I am completely and utterly taken aback. My own delighted laughter dances with the sounds of the moment. The thwump sound as he lands on his bum after three steps. (And he doesn't even seem to notice his dad lifting him up again, just begins again with that focused, excited trot towards the camera as soon as he finds himself back on his feet). The sound of his mom bursting out "Come see mamma!" in musical, rising tones and "Woohoo you made it!". The sounds of flump, flump, flump, of baggy little pant legs shuffling back and forth against each other.
How can I describe this? Here is the little boy I first saw only just over a year ago, a tiny, red, delicate little ball of preciousness, newborn. So fragile. So helpless. And here is the little boy who I've held, who I've listened to gurgling or crying, who I've had pee on my jeans, who I've helped bundle up into the carrier on his mom's back. He's grown and changed so much. Of course, babies grow. But this? I wasn't expecting it to be like this. Here he is - bumbling and bouncing and bounding on his own two feet. Walking. Reaching the camera.

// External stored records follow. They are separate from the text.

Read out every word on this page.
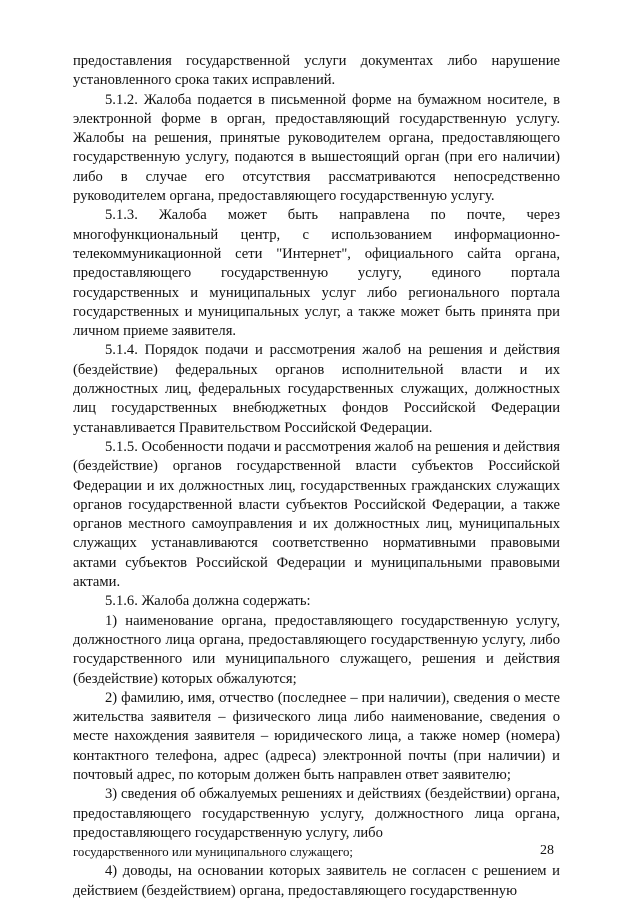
предоставления государственной услуги документах либо нарушение установленного срока таких исправлений.

5.1.2. Жалоба подается в письменной форме на бумажном носителе, в электронной форме в орган, предоставляющий государственную услугу. Жалобы на решения, принятые руководителем органа, предоставляющего государственную услугу, подаются в вышестоящий орган (при его наличии) либо в случае его отсутствия рассматриваются непосредственно руководителем органа, предоставляющего государственную услугу.

5.1.3. Жалоба может быть направлена по почте, через многофункциональный центр, с использованием информационно-телекоммуникационной сети "Интернет", официального сайта органа, предоставляющего государственную услугу, единого портала государственных и муниципальных услуг либо регионального портала государственных и муниципальных услуг, а также может быть принята при личном приеме заявителя.

5.1.4. Порядок подачи и рассмотрения жалоб на решения и действия (бездействие) федеральных органов исполнительной власти и их должностных лиц, федеральных государственных служащих, должностных лиц государственных внебюджетных фондов Российской Федерации устанавливается Правительством Российской Федерации.

5.1.5. Особенности подачи и рассмотрения жалоб на решения и действия (бездействие) органов государственной власти субъектов Российской Федерации и их должностных лиц, государственных гражданских служащих органов государственной власти субъектов Российской Федерации, а также органов местного самоуправления и их должностных лиц, муниципальных служащих устанавливаются соответственно нормативными правовыми актами субъектов Российской Федерации и муниципальными правовыми актами.

5.1.6. Жалоба должна содержать:

1) наименование органа, предоставляющего государственную услугу, должностного лица органа, предоставляющего государственную услугу, либо государственного или муниципального служащего, решения и действия (бездействие) которых обжалуются;

2) фамилию, имя, отчество (последнее – при наличии), сведения о месте жительства заявителя – физического лица либо наименование, сведения о месте нахождения заявителя – юридического лица, а также номер (номера) контактного телефона, адрес (адреса) электронной почты (при наличии) и почтовый адрес, по которым должен быть направлен ответ заявителю;

3) сведения об обжалуемых решениях и действиях (бездействии) органа, предоставляющего государственную услугу, должностного лица органа, предоставляющего государственную услугу, либо

государственного или муниципального служащего;

4) доводы, на основании которых заявитель не согласен с решением и действием (бездействием) органа, предоставляющего государственную

28
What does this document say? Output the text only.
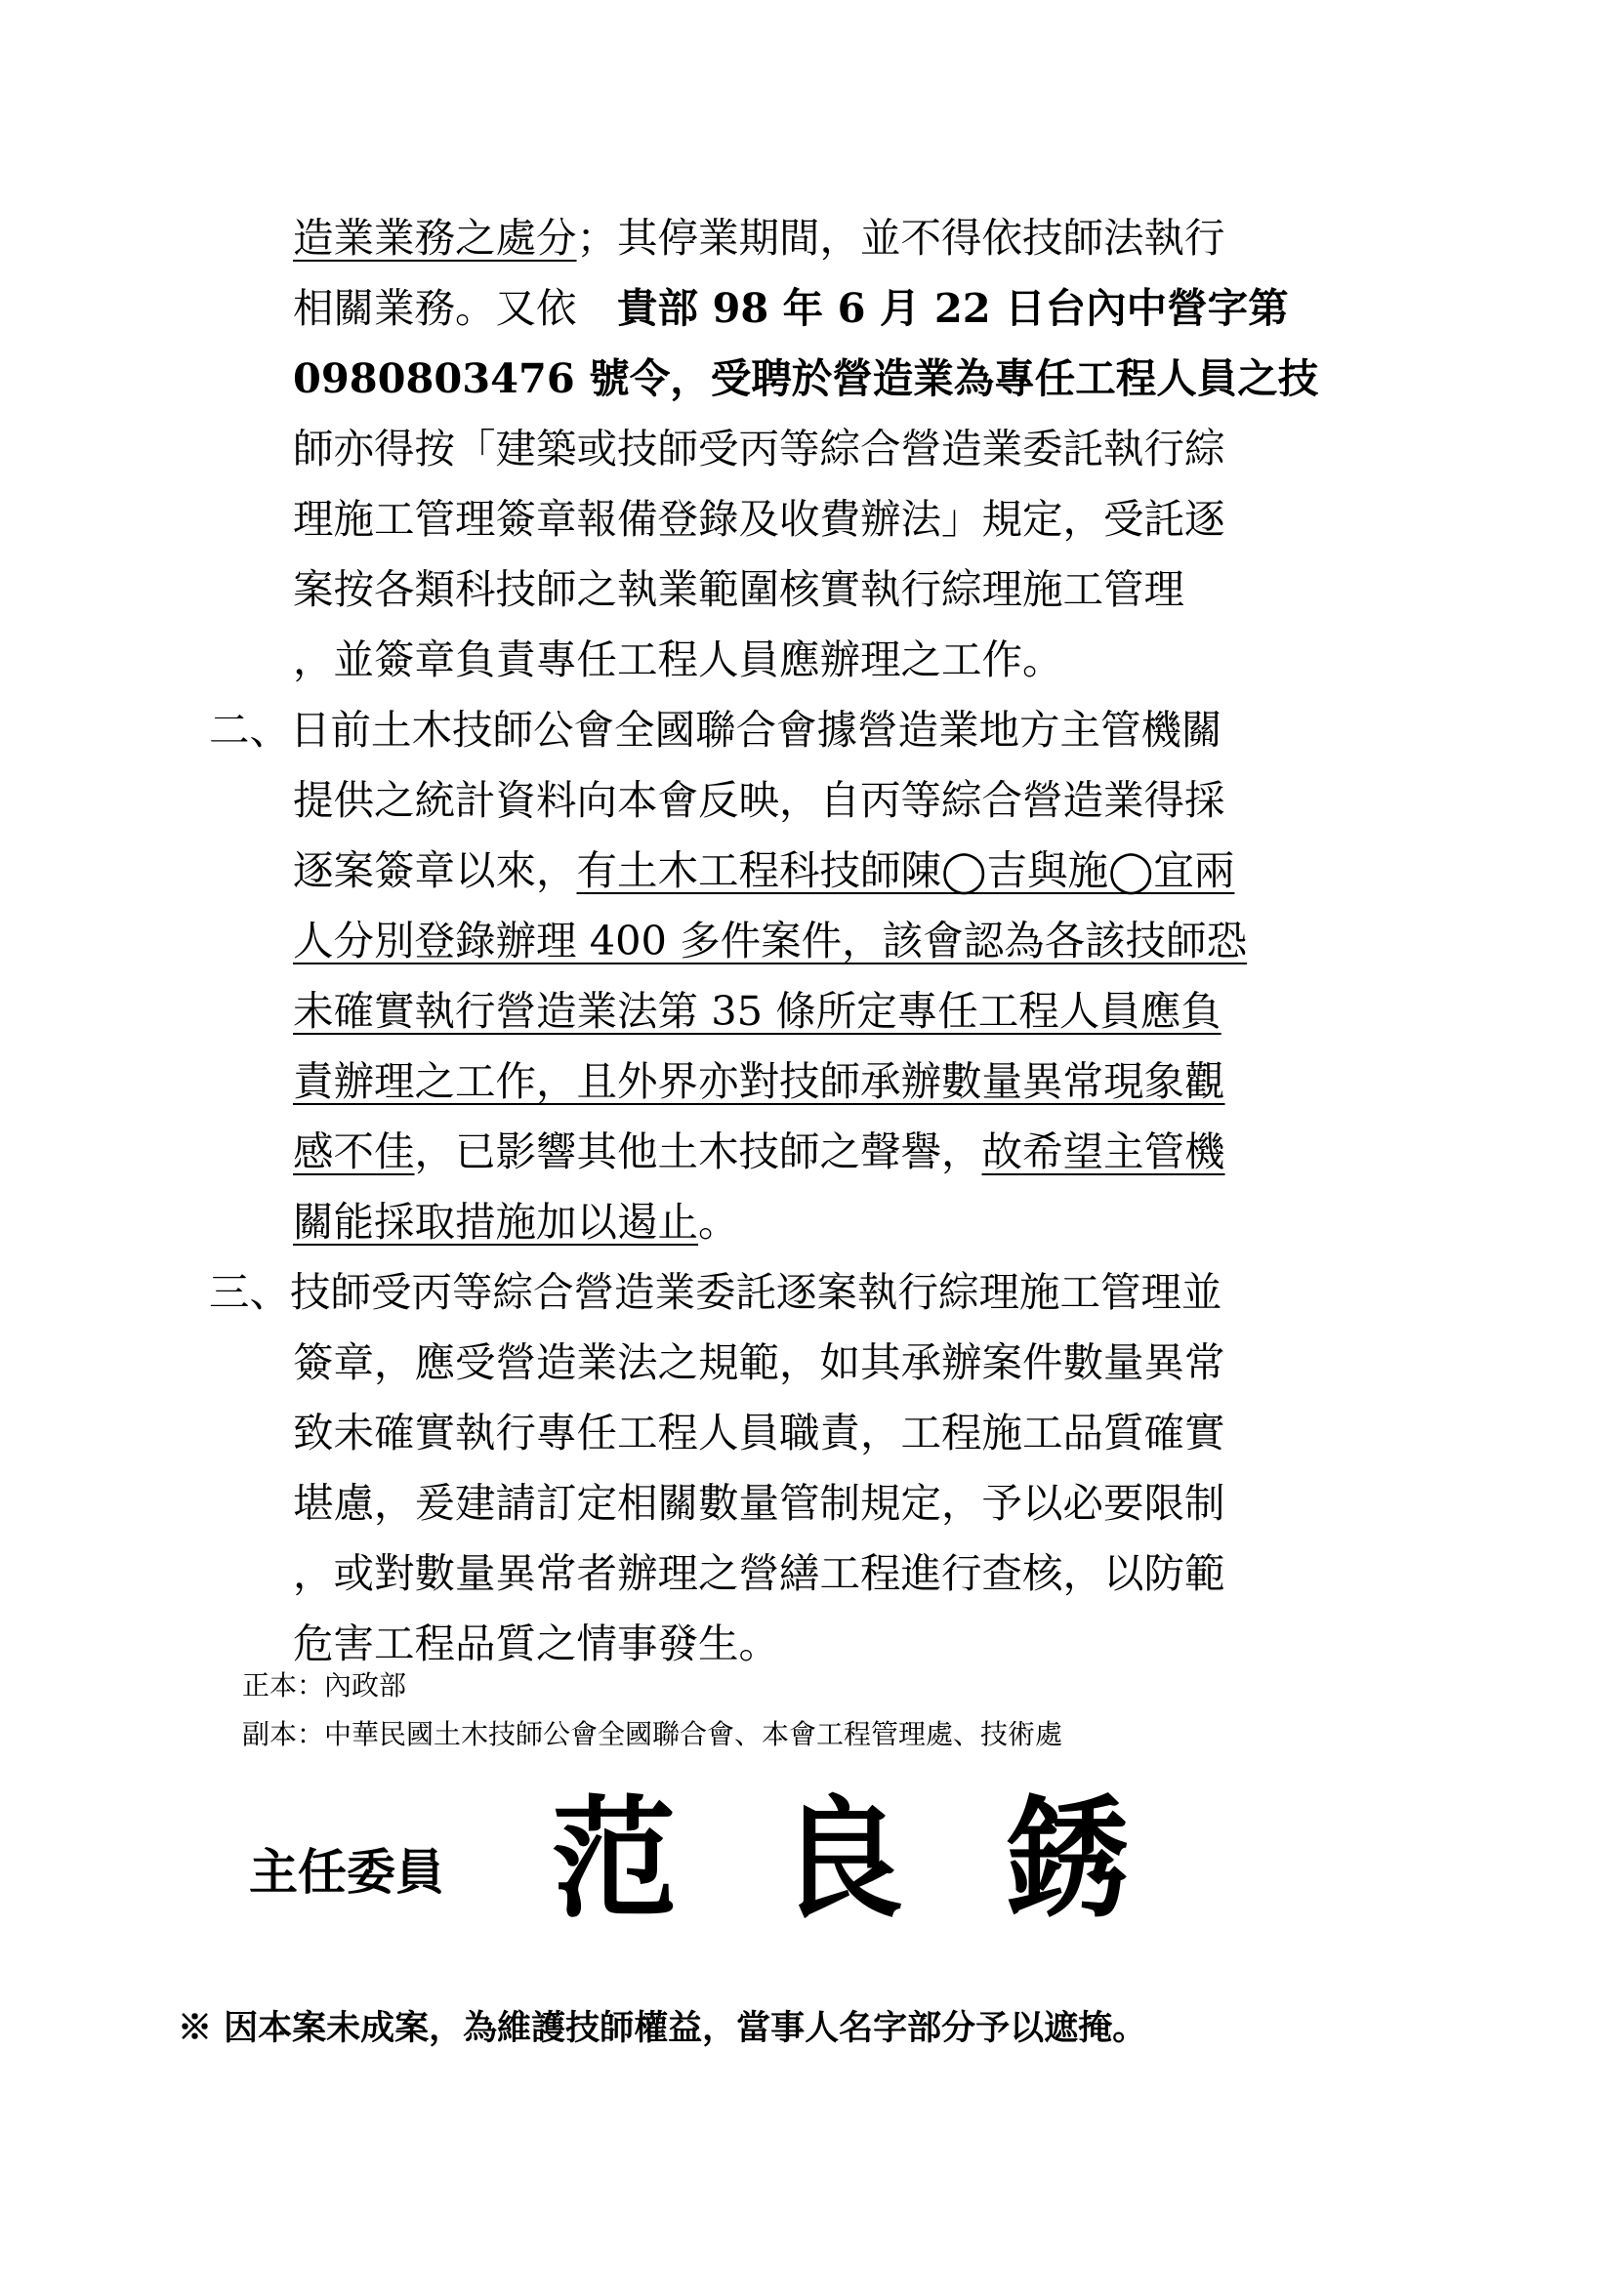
造業業務之處分；其停業期間，並不得依技師法執行
相關業務。又依　貴部 98 年 6 月 22 日台內中營字第
0980803476 號令，受聘於營造業為專任工程人員之技
師亦得按「建築或技師受丙等綜合營造業委託執行綜
理施工管理簽章報備登錄及收費辦法」規定，受託逐
案按各類科技師之執業範圍核實執行綜理施工管理
，並簽章負責專任工程人員應辦理之工作。
二、日前土木技師公會全國聯合會據營造業地方主管機關
提供之統計資料向本會反映，自丙等綜合營造業得採
逐案簽章以來，有土木工程科技師陳◯吉與施◯宜兩
人分別登錄辦理 400 多件案件，該會認為各該技師恐
未確實執行營造業法第 35 條所定專任工程人員應負
責辦理之工作，且外界亦對技師承辦數量異常現象觀
感不佳，已影響其他土木技師之聲譽，故希望主管機
關能採取措施加以遏止。
三、技師受丙等綜合營造業委託逐案執行綜理施工管理並
簽章，應受營造業法之規範，如其承辦案件數量異常
致未確實執行專任工程人員職責，工程施工品質確實
堪慮，爰建請訂定相關數量管制規定，予以必要限制
，或對數量異常者辦理之營繕工程進行查核，以防範
危害工程品質之情事發生。
正本：內政部
副本：中華民國土木技師公會全國聯合會、本會工程管理處、技術處
主任委員 范 良 銹
※ 因本案未成案，為維護技師權益，當事人名字部分予以遮掩。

And then his mom turns him around, saying "Go see daddy!", and he walks back to his daddy with that zestful bend of newly found knees. And then he thwumps down on the ground and the adult arms reach in and pull him up again. And so, back to mommy as he takes another step all by himself.
And it is magic, just magic, and I'm in total wonder at it.
I don't think I'm alone in this experience, in this realization of the wonder that is present within the very normal and the very human. I'm embarrassed at my failure to expect it (although in this case, it's a pleasant failure). For there are moments when I am too numb to recognize the magic. Too familiarized to notice the Divine's artistry. Too busy to see and rejoice. Or just too tired (albeit sometimes legitimately so) to wonder.
Please - splash the cold water of your comments over me, share your experiences of magic in the everyday, so that we can wake up to the magic that God has woven into the universe.